Colin York

Personal information
- Full name: Colin York
- Born: 1904 Yass, New South Wales, Australia
- Died: 1973 (aged 68–69)

Playing information
- Position: Prop, Second-row
Representative
| Years | Team | Pld | T | G | FG | P |
| 1928–30 | New South Wales | 6 | 1 | 0 | 0 | 3 |
| 1928 | Australia | 2 | 0 | 0 | 0 | 0 |
- As of 31 Aug 2021

= Colin York =

Australian rugby league footballer

Colin 'Yic' York (1904-1973) was an Australian rugby league footballer who played in the 1920s and 1930s. He played for Yass between 1923 and 1926, spent a season with Queanbeyan in 1927 before returning to Yass in 1928 to 1930. He was born in Yass, New South Wales. York primarily played as a prop-forward representing Australia in two test matches against Great Britain. York later played with Morpeth in the Newcastle coalfields competition and captain coached Nowra. He later moved to Sydney and became a committee man for the Canterbury RLFC.

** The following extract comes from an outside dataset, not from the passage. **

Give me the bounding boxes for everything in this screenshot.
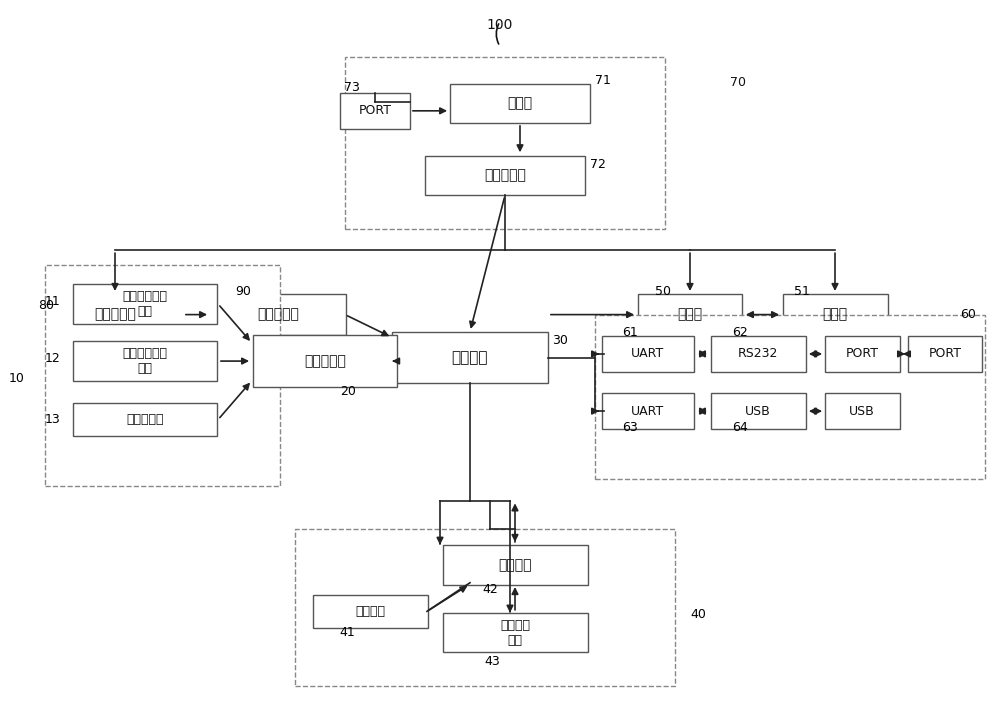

In 1928 York was selected to play for Southern Districts (which at the time represented the Riverina region). This team competed in the Country Carnival in May, which included a match against Eastern Suburbs on May 5. York then represented Combined Country against Combined City on Wednesday, May 9. He was selected and played for New South Wales in matches against Queensland on May 12 and 19. York again played for New South Wales against the touring Great Britain team on June 2. York was selected and played for Australia in the First Test in Brisbane. Despite several changes to the Australian team after a narrow loss, York was retained for the Second Test in Sydney on July 14.

York continued to represent New South Wales in 1929 and 1930. In all, York played twice for Australia and six times for NSW.